6 of 8 people found the following review helpful
4.0 out of 5 stars Is Deadly Genesis worth buying? Nov. 25 2006
By exknowswhy - Published on Amazon.com
Format:Hardcover
As I got back into comic books after a hiatus, I thought that picking up Deadly Genesis might be a good way to figure out what was happening with the X-men. I was met with what amounts to a decent amount of retconning (retroactive continuity if you're not up on the comic lingo) but an enjoyable story for the most part.

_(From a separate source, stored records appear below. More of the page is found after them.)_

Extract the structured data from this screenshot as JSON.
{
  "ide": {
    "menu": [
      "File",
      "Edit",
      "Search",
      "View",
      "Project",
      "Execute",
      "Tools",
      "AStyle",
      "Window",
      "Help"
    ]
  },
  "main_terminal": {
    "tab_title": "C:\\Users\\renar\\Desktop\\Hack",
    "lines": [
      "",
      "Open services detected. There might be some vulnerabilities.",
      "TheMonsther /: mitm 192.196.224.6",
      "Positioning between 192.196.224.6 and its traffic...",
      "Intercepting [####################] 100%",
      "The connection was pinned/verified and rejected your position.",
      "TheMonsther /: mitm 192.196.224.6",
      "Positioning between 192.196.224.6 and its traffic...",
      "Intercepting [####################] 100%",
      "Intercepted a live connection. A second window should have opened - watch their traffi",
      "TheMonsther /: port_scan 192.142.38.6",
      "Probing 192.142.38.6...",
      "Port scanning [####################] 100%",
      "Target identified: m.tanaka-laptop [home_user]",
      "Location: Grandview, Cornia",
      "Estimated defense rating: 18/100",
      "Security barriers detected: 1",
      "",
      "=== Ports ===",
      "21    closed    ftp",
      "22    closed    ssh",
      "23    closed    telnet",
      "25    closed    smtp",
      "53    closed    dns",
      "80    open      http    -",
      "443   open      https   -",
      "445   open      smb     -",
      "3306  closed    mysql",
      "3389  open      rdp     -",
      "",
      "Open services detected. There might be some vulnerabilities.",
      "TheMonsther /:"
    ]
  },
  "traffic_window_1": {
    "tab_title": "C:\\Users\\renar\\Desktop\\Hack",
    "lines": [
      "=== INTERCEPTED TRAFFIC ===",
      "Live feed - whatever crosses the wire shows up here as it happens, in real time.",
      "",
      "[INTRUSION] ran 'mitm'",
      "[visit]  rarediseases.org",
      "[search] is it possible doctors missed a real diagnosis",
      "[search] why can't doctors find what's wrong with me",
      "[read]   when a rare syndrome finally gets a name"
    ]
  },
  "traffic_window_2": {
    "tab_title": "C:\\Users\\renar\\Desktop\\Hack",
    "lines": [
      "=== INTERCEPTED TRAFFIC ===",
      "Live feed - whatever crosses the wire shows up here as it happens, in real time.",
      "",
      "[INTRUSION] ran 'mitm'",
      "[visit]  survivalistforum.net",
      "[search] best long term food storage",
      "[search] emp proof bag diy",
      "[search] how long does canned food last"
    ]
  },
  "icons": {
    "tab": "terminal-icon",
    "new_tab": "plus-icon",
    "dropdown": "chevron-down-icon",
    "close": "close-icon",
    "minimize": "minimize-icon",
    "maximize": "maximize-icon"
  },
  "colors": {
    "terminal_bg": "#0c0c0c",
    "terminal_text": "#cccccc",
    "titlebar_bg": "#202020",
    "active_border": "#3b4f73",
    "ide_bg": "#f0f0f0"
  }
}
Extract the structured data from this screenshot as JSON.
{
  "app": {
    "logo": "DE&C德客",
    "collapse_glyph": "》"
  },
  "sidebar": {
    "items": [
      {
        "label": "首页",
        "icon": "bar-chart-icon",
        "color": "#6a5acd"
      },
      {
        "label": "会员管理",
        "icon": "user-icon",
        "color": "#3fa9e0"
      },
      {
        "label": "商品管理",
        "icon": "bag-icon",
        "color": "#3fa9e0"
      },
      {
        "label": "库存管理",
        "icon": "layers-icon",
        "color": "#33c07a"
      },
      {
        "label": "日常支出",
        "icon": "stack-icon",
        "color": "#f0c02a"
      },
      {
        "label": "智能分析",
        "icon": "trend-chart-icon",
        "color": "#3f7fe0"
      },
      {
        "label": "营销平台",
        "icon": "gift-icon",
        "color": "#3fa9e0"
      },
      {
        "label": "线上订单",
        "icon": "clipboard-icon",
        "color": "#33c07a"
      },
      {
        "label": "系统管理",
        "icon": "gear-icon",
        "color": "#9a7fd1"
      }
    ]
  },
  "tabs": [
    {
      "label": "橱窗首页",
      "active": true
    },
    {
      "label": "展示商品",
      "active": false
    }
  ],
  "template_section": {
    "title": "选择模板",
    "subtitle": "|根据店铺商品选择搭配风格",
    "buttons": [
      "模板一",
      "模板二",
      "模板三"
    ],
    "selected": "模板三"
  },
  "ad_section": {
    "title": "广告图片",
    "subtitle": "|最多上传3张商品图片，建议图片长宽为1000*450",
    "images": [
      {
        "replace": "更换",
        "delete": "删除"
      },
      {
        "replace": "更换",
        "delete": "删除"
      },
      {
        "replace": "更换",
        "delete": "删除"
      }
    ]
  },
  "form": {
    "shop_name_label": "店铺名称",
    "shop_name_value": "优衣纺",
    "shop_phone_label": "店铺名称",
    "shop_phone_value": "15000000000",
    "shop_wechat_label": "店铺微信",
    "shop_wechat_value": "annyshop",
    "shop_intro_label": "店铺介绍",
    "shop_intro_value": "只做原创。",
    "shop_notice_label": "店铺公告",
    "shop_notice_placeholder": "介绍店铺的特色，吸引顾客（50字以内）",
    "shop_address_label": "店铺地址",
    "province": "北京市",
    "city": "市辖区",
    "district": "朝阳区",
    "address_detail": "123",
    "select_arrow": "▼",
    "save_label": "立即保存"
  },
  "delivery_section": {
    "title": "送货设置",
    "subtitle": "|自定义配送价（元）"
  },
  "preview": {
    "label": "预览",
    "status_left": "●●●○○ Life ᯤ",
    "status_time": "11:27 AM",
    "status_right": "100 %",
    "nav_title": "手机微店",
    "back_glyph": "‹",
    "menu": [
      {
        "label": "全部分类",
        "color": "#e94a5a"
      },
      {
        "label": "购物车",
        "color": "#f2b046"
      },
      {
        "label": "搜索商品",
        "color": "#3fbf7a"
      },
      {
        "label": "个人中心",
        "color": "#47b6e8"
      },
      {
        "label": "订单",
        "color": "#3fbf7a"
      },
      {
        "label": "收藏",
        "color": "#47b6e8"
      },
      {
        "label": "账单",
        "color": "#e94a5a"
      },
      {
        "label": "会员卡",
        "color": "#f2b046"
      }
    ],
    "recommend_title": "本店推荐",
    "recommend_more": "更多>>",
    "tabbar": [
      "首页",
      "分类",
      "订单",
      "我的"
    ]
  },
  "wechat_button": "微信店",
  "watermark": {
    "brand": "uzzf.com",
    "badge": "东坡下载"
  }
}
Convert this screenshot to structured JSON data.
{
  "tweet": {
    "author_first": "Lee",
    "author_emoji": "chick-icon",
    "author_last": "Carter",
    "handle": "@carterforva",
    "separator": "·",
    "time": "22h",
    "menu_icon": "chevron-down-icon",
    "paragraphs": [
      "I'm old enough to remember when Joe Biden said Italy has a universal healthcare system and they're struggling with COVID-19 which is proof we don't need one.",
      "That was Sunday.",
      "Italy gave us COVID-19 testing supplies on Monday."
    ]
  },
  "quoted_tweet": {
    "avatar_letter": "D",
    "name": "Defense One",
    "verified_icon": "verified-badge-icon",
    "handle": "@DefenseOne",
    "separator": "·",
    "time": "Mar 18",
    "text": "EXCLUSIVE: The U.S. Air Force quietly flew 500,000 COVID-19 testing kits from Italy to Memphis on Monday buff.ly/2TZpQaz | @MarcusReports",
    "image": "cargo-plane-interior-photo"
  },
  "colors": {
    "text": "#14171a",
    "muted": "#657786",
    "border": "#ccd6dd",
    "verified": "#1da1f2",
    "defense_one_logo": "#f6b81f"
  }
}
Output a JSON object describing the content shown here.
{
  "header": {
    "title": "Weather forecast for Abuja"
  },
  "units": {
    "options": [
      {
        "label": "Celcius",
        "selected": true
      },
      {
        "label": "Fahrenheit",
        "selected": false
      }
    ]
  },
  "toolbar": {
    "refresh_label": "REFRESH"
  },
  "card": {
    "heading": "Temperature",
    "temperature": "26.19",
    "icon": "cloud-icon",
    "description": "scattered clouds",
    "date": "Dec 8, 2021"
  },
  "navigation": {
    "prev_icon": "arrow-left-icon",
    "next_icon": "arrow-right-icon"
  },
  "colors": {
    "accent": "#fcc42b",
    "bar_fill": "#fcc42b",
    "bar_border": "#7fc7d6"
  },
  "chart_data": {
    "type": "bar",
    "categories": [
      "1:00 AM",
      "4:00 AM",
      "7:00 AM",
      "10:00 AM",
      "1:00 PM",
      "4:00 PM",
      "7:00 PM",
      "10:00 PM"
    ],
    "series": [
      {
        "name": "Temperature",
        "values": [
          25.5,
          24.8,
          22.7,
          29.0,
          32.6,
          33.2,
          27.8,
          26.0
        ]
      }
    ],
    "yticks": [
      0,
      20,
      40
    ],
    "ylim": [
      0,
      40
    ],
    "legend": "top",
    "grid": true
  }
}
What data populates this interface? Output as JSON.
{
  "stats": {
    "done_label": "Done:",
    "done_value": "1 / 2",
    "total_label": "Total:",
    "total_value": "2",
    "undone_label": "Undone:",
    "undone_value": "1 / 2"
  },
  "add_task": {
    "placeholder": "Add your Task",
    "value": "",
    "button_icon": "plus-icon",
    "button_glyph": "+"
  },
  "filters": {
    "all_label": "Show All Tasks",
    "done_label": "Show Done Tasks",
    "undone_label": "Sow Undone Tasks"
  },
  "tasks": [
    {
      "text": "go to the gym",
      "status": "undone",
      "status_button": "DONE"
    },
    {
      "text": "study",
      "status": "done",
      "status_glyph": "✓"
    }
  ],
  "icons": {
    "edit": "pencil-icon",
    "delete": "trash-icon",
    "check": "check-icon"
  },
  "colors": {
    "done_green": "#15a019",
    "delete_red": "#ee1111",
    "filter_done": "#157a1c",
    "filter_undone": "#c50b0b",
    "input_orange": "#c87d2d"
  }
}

I won't spoil the entire story for you but the story more or less takes place in the current time frame of the X-men (post-House of M [another story entirely]) and prior to Giant Size X-men (written in 1975). Brubaker introduces a suite of new characters that are important to the story line. What we find out at the end of the story is that well, Charles Xavier was a bad man. Again. I really didn't like this part of the story as I feel that Marvel has beat the "Charles Xavier is a bad guy" angle to death (see the Onslaught crossover, Deadly Genesis TPB, and the Astonishing X-men arc "Danger"). Storyline aside, the art by Hairsine is pretty well done and the characters look really nice, more or less what you would expect for a good trade paperback collection. The slipcover is really quite nice too and Marvel does seem to do an excellent job on their "Premiere Edition" trades and I have been really pleased with the quality pages and book in general. I was a little disappointed that there were very few extras (sketches, interviews, etc) but they do showcase the various cover art between chapters.

Overall, a nice book that collects one of the more recent, important X-men stories and worth buying if you are an X-men enthusiast.